On Sept. 20, 1973, more than 50 million Americans tuned in to watch a tennis match. It wasn't the finals of Wimbledon or the U.S. Open. It was a contest between one of the greatest female tennis players of her time, 29-year-old Billie Jean King, and a 55-year-old blowhard and former tennis great named Bobby Riggs [source: Van Natta, Jr.].
Dubbed the "Battle of the Sexes," the circus-like tennis match was shamelessly promoted by Riggs as definitive proof that men were better at sports than women, at any age and at any level of play.
The King match was actually the second "Battle of the Sexes." Four months earlier, Riggs had roundly defeated the No. 1 female tennis player in world, Margaret Court [source: Roberts]. But unlike Court, who underestimated the political consequences of the match, King vowed to crush Riggs and his small-minded chauvinism once and for all.
And that's exactly what she did, thoroughly demoralizing Riggs in three straight sets. Riggs, who had played so strategically during his match with Court, lobbed shot after shot directly into King's red zone. It was almost as if he had given up.

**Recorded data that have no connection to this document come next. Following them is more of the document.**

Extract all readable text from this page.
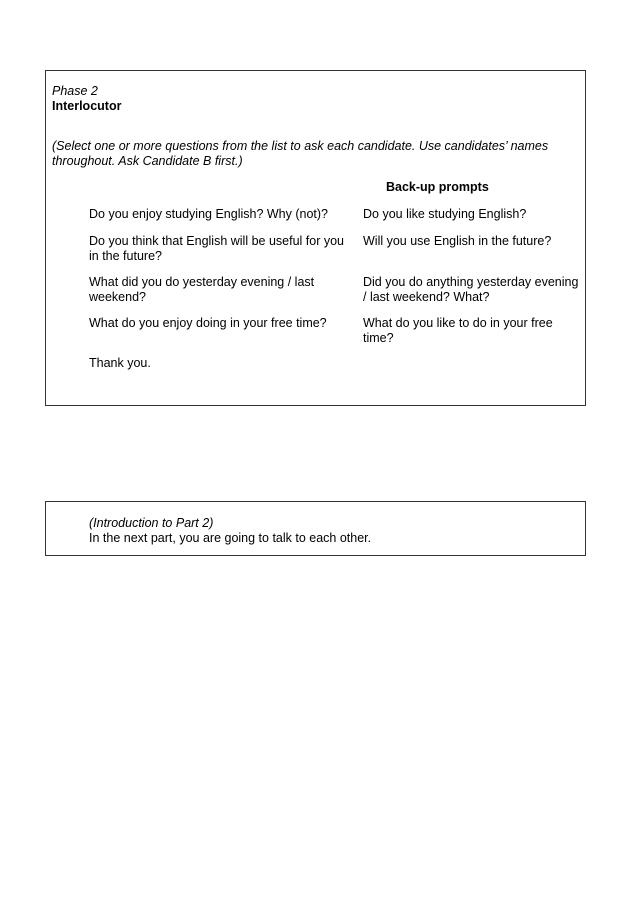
Phase 2
Interlocutor
(Select one or more questions from the list to ask each candidate. Use candidates’ names throughout. Ask Candidate B first.)
Back-up prompts
Do you enjoy studying English? Why (not)?	Do you like studying English?
Do you think that English will be useful for you in the future?
Will you use English in the future?
What did you do yesterday evening / last weekend?
Did you do anything yesterday evening / last weekend? What?
What do you enjoy doing in your free time?	What do you like to do in your free time?
Thank you.
(Introduction to Part 2)
In the next part, you are going to talk to each other.
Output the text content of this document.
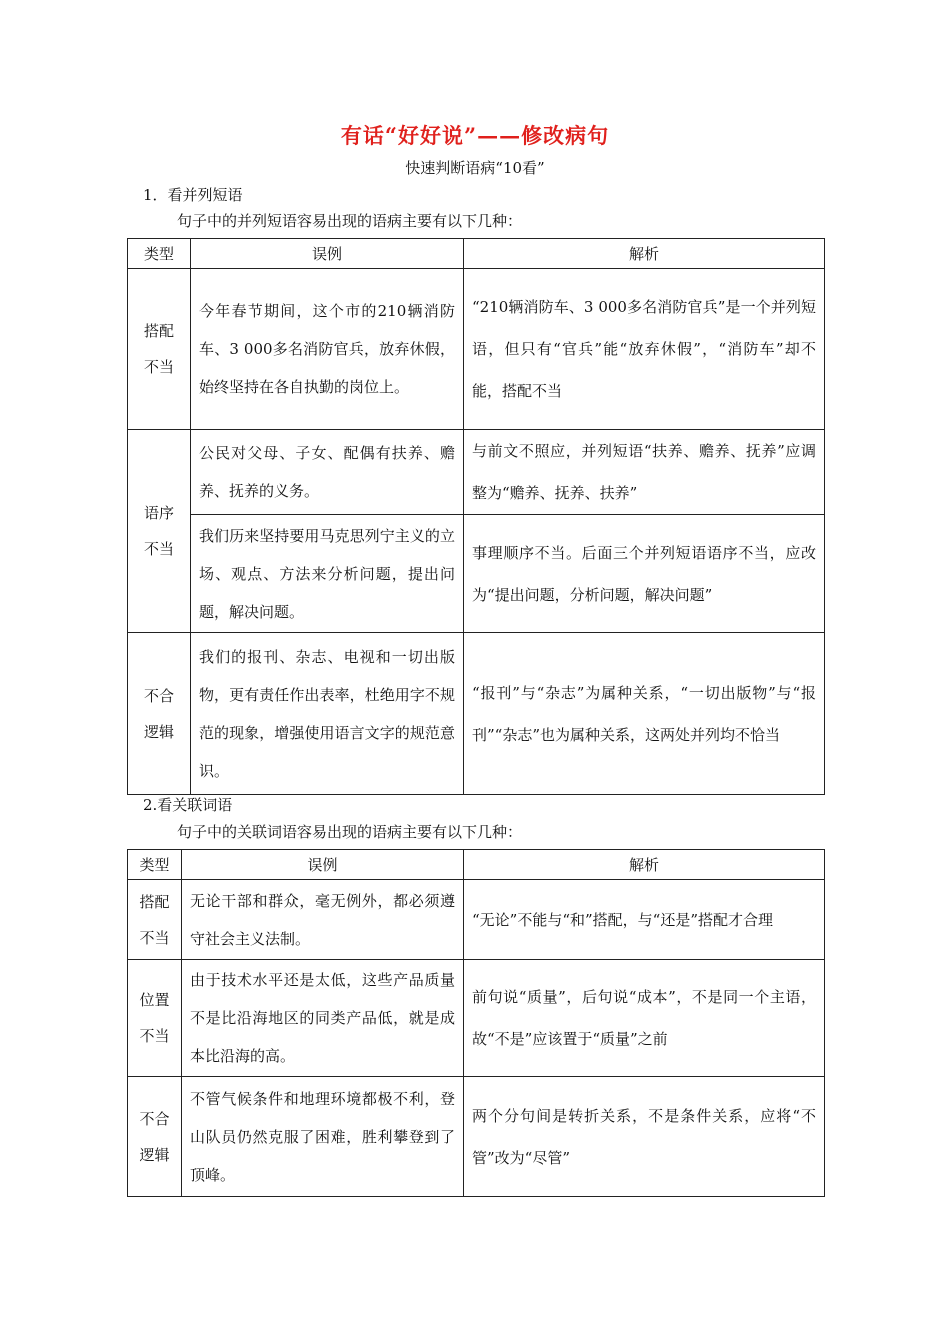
有话“好好说”——修改病句
快速判断语病“10看”
1．看并列短语
句子中的并列短语容易出现的语病主要有以下几种：
类型	误例	解析

搭配不当	今年春节期间，这个市的210辆消防车、3 000多名消防官兵，放弃休假，始终坚持在各自执勤的岗位上。	“210辆消防车、3 000多名消防官兵”是一个并列短语，但只有“官兵”能“放弃休假”，“消防车”却不能，搭配不当

语序不当	公民对父母、子女、配偶有扶养、赡养、抚养的义务。	与前文不照应，并列短语“扶养、赡养、抚养”应调整为“赡养、抚养、扶养”
	我们历来坚持要用马克思列宁主义的立场、观点、方法来分析问题，提出问题，解决问题。	事理顺序不当。后面三个并列短语语序不当，应改为“提出问题，分析问题，解决问题”

不合逻辑	我们的报刊、杂志、电视和一切出版物，更有责任作出表率，杜绝用字不规范的现象，增强使用语言文字的规范意识。	“报刊”与“杂志”为属种关系，“一切出版物”与“报刊”“杂志”也为属种关系，这两处并列均不恰当
2.看关联词语
句子中的关联词语容易出现的语病主要有以下几种：
类型	误例	解析

搭配不当	无论干部和群众，毫无例外，都必须遵守社会主义法制。	“无论”不能与“和”搭配，与“还是”搭配才合理

位置不当	由于技术水平还是太低，这些产品质量不是比沿海地区的同类产品低，就是成本比沿海的高。	前句说“质量”，后句说“成本”，不是同一个主语，故“不是”应该置于“质量”之前

不合逻辑	不管气候条件和地理环境都极不利，登山队员仍然克服了困难，胜利攀登到了顶峰。	两个分句间是转折关系，不是条件关系，应将“不管”改为“尽管”
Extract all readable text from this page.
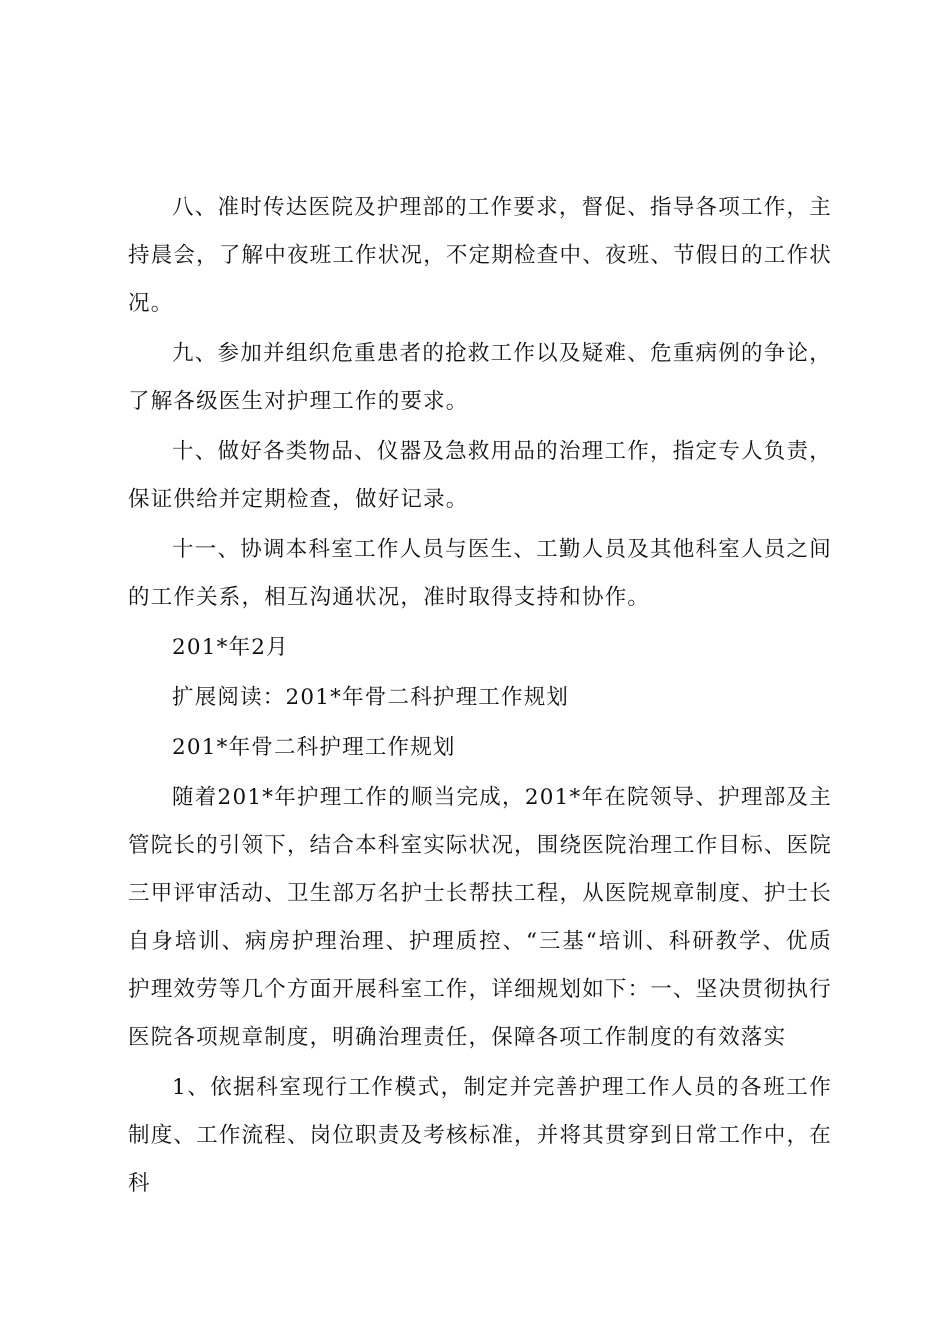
八、准时传达医院及护理部的工作要求，督促、指导各项工作，主持晨会，了解中夜班工作状况，不定期检查中、夜班、节假日的工作状况。

九、参加并组织危重患者的抢救工作以及疑难、危重病例的争论，了解各级医生对护理工作的要求。

十、做好各类物品、仪器及急救用品的治理工作，指定专人负责，保证供给并定期检查，做好记录。

十一、协调本科室工作人员与医生、工勤人员及其他科室人员之间的工作关系，相互沟通状况，准时取得支持和协作。

201*年2月

扩展阅读：201*年骨二科护理工作规划

201*年骨二科护理工作规划

随着201*年护理工作的顺当完成，201*年在院领导、护理部及主管院长的引领下，结合本科室实际状况，围绕医院治理工作目标、医院三甲评审活动、卫生部万名护士长帮扶工程，从医院规章制度、护士长自身培训、病房护理治理、护理质控、“三基“培训、科研教学、优质护理效劳等几个方面开展科室工作，详细规划如下：一、坚决贯彻执行医院各项规章制度，明确治理责任，保障各项工作制度的有效落实

1、依据科室现行工作模式，制定并完善护理工作人员的各班工作制度、工作流程、岗位职责及考核标准，并将其贯穿到日常工作中，在科
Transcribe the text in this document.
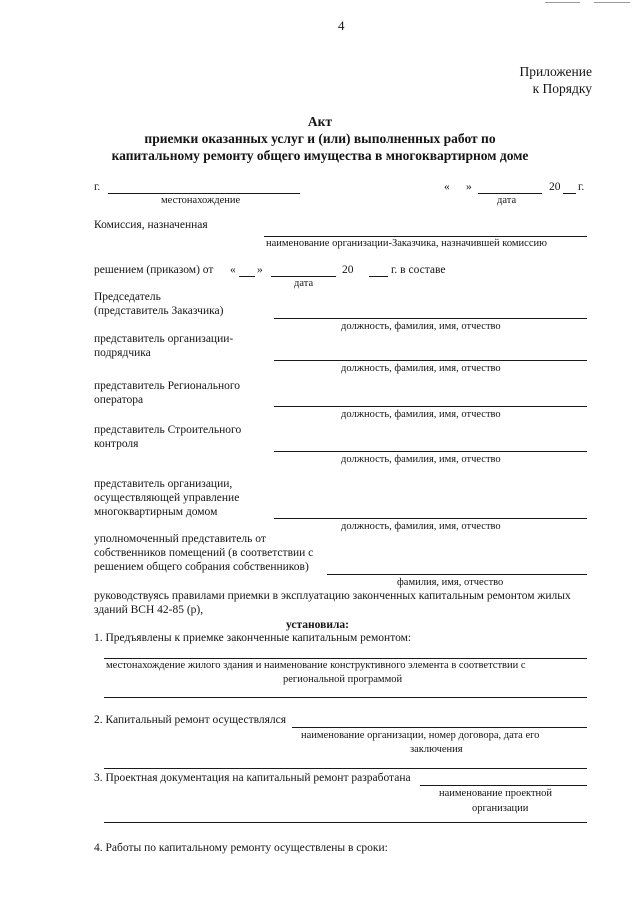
4
Приложение
к Порядку
Акт
приемки оказанных услуг и (или) выполненных работ по
капитальному ремонту общего имущества в многоквартирном доме
г.
местонахождение
« »	20 г.
дата
Комиссия, назначенная
наименование организации-Заказчика, назначившей комиссию
решением (приказом) от « »	20	г. в составе
дата
Председатель
(представитель Заказчика)
должность, фамилия, имя, отчество
представитель организации-
подрядчика
должность, фамилия, имя, отчество
представитель Регионального
оператора
должность, фамилия, имя, отчество
представитель Строительного
контроля
должность, фамилия, имя, отчество
представитель организации,
осуществляющей управление
многоквартирным домом
должность, фамилия, имя, отчество
уполномоченный представитель от
собственников помещений (в соответствии с
решением общего собрания собственников)
фамилия, имя, отчество
руководствуясь правилами приемки в эксплуатацию законченных капитальным ремонтом жилых
зданий ВСН 42-85 (р),
установила:
1. Предъявлены к приемке законченные капитальным ремонтом:
местонахождение жилого здания и наименование конструктивного элемента в соответствии с
региональной программой
2. Капитальный ремонт осуществлялся
наименование организации, номер договора, дата его
заключения
3. Проектная документация на капитальный ремонт разработана
наименование проектной
организации
4. Работы по капитальному ремонту осуществлены в сроки:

Or was that his plan all along?
According to a revelatory 2013 article by ESPN's "Outside the Lines," Riggs masterminded the Battle of the Sexes — and intentionally threw it — to free himself from gambling debts. Indebted to the mob for $100,000, Riggs promised a Vegas-quality spectacle that would earn his Mafia creditors millions by betting against him [source: Van Natta, Jr.]. Although he was a serious gambler, Riggs denied throwing the match.